The osprey sat silently atop a tree, carefully scanning the horizon. In an instant, something in the distance caught its eye, as it outstretched its wings and took to the bright summer sky.

Catching glimpses of these types of birds of prey is a common occurrence, one that can be witnessed throughout the Golden Isles. And ospreys are not the only feathered creatures to be sighted. Hawks and even bald eagles often make frequent appearances, positioned along causeways or in tall trees, cutting a fierce outline against the Coastal vista.

For Eamonn Leonard, it is always thrilling to see these majestic beings in their natural habitats. The chairman of Coastal Wildscapes feels that it allows humans to take a peak into an often unseen world of the birds of prey that call the area home.

It’s one reason the ecological nonprofit group wanted to introduce a program to help locals and guests better connect with a number of species. In 2014, Coastal Wildscapes unveiled a Birds of Prey Lunch and Learn, featuring a number of presenters from the Center for Birds of Prey, located in Awendaw, S.C.

It will return this year from 11 a.m. to 1 p.m. June 29 at the Unitarian Universalists of Coastal Georgia, 1710 Gloucester St., Brunswick. Leonard encourages those interested to sign up online at coastalwildscapes.org, as the 65 spaces quickly fill. The cost is $25 for Coastal Wildscape members, $35 for nonmembers and $15 for youth. The proceeds go back into the program to help continue its mission.

“The whole purpose of Coastal Wildscapes is to really connect people to the ecology of the area and to get them to appreciate Coastal Georgia’s habitat,” he said.

“This is a dynamic program where they bring in live birds, which is an easier way to bridge the gap.”

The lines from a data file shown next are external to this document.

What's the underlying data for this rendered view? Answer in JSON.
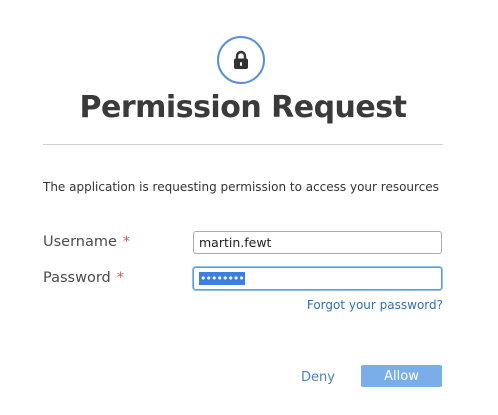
{
  "header": {
    "icon": "lock-icon",
    "title": "Permission Request"
  },
  "form": {
    "description": "The application is requesting permission to access your resources",
    "username": {
      "label": "Username",
      "required_marker": "*",
      "value": "martin.fewt"
    },
    "password": {
      "label": "Password",
      "required_marker": "*",
      "masked_value": "••••••••"
    },
    "forgot_link": "Forgot your password?"
  },
  "actions": {
    "deny_label": "Deny",
    "allow_label": "Allow"
  },
  "colors": {
    "accent": "#5b8fd4",
    "allow_button": "#7aaee8",
    "link": "#2f6fb5",
    "required": "#d9534f"
  }
}
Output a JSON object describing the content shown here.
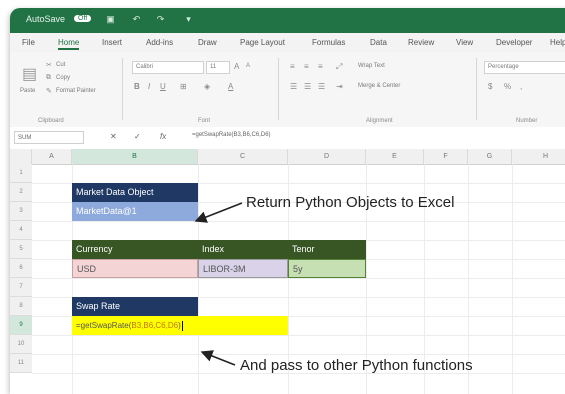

Since the roll out five years ago, it’s been one of the most popular offerings.

The different birds are showcased up close and personal with some even flying over the assembled crowd. But Leonard notes that the types of birds that appear are always a bit of a surprise.

“It really depends on what’s available to travel so we never really know. It is a rehab center so those who aren’t sick and able to travel that day are the ones that come,” he said.

“This past year, we had baby vultures, various owls and hawks. We have several that are native but usually have one or two that are exotic.”

The point of the program is to illustrate how the birds benefit the whole of the ecosystem and to encourage more beneficial interactions with humans. Leonard hopes the attendees will see the value of all types of birds of prey and better understand the vital roles they play.

“(Attendees) get to understand how they live and better appreciate their role in nature. We want to get them talking about how to help them thrive and not do simple things — like throwing apples out of the car window — that can hinder that,” he said.

“When we had the baby vulture, they talked about how important he is for the ecosystem. They’re the garbage men ... and this one was very gregarious. He was walking around with his wings out, really showing off. It helps to change the dynamic and perspective ... some people think ‘gosh that’s just a vulture.’ But a lot of people don’t understand the important part they play. If we didn’t have them, we’d have dead animals everywhere — they help to keep the balance in nature.”

In addition to the Birds of Prey Lunch and Learn, Coastal Wildscapes is also offering another program for the summer, its Film and Cocktail series, which will be held from 6 to 8 p.m. July 11 at the Ritz Theatre in downtown Brunswick. The cost is $15 for members and $20 for nonmembers. Wine and beer will be provided.

“We’ve also been doing this lecture series since 2014. This film will be about the longleaf pine ecosystem. It was actually put together by Rhett Turner, Ted Turner’s son,” Leonard said.

“The longleaf pine originally covered about 90 million acres and now it’s down to about 3 million. The film talks about how it is pretty much gone since the pines were such a driver of the economy in Darien and Brunswick. It was economically good for our area but it cost us ecologically.”

Together, the Birds of Prey Lunch and Learn and the Film and Cocktail Series are designed to help further the mission of Coastal Wildscapes. Leonard hopes that the public will take an opportunity to learn more about the world around them — and in a comfortable environment.

“Both of these summer programs are indoor events. We want people to learn about ecology without having to get out in the heat,” he said with a laugh.